Two or three hundred years ago, we too were still hoping to keep the free-speech cat in the bag. Doughty little men who couldn't keep their yaps shut about holding certain truths to be self-evident — e.g., that all men are created equal, that they are endowed by their Creator etc. etc. — were promised that they would hang separately. Not an idle threat, either. They had free speech but God was on the king's side.

The same Deity who had answered Job's free-speech petition by telling him to kwitcher bitchin'. Take a gander at the stars and just STFU.

Here, too, we put out our own futile fatwa hits on free speech, hanging or burning the bewitched, bothered and bewildered, those accused out of spite or crazy of blasphemy or heresy — and we seem to be tending back in that direction. I bet you could already get some 5-4 decisions, at least 6-3, from Scotus backing Family Council pit-and-pendulum measures against ACLU wall-of-separation scolds. And it takes no great imagination to picture the Lone Star guv leading his public-school textbook screeners in a ten-gallon auto-de-fe against evolutionists.

Against science.

Samson slew a thousand Philistines with an ass's jawbone, and who doubts that Roy Moore, if called to do it, could and would, to coast-to-coast applause, slay twice that many scoffers with a tomahawk chunk of one of the Ten Commandment plaques he put up on public property and was obliged to pull down again, taking a charitable deduction by donating them by the boxcar-load to the Salvation Army for thrift-store resale. He'd do all that slaying, slewing, slaughtering as an onward Judeo-Christian soldier marching as to war, you just know he would. At least in his own mind.

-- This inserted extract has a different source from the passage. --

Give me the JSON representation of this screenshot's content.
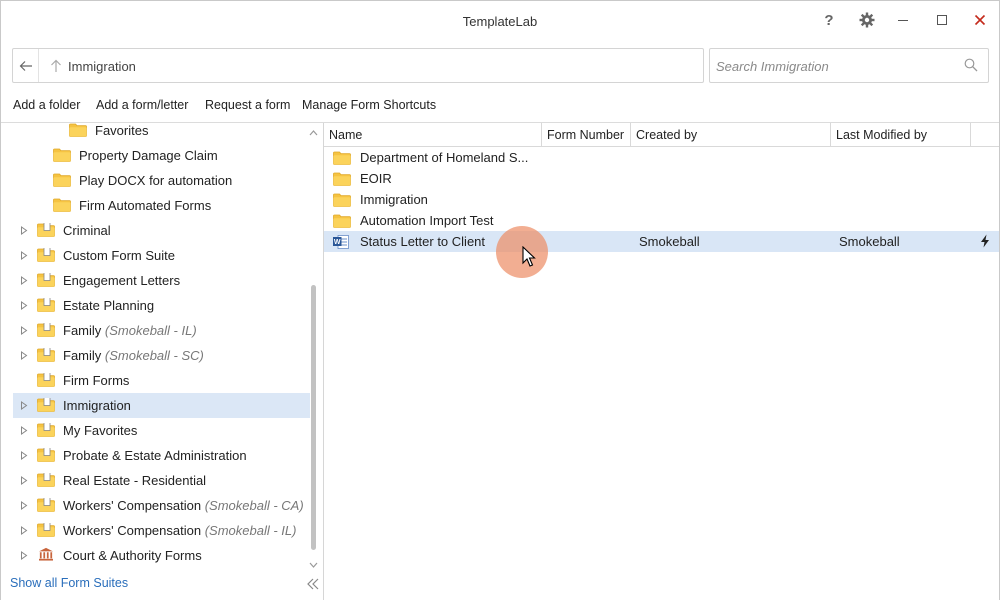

Our own Peter the Hermit, his own free speech though second-hand from the Master Chiseler.

Replace the Constitution with the Bible and the Congress with something resembling the Southern Baptist Convention. The Confederate States of Jesus would come to pass in a landslide in a geographically limited plebiscite, with Kansas and Oklahoma joining the old sesesh commonwealths (possibly with Florida demurring) and with Utah also signing on if the other member states agreed not to hooraw them too unmercifully about their lurider Smith-Young postulates.

It wouldn't be safe out here on the highways of Holy Land CSJ for the church buses migrating down from the Midwest with full loads of touring pilgrims. Huckaholy Tours Inc. would have a whole fleet, featuring stops at sacred sites from the Oral manger restoration outside of Ada to Brobilly World in Asheville, with Chick-fil-A dinners on the ground, tickets to the Passion Play, and frequent on-board love offerings and altar calls.

Of course gifts to his PAC always welcome.

Sort of a prevue Heaven on Earth — "I dreamed I was there in Hillbilly Heaven, O what a beautiful sight!" — except like Branson I think I'd rather visit than have to dwell there. To which I already know the response about not letting the door hit me in the buetocks on the way out.

On the way out to Russia.

Or back to Kenya with the One.

I don't know, but I expect that while it might take two or three hundred more years  the Islamists will learn to live with this free speech nuisance. It'll still chap them when British novels and Danish cartoons and nitwit American movie scripts seem to them to mock or deride their holy men, but they'll learn to grin and bear it. Or at least to bear it.

Probably be surprised to discover, as many of our zealots still haven't, that the South Park and Family Guy caricatures aren't nearly the insult to the Good Shepherd that Pat Robertson is, or Kenneth Copeland, or all those perv priests who hate abortion but love to pork the born and whose superiors with the golden threads will still be covering for them when Hell freezes over.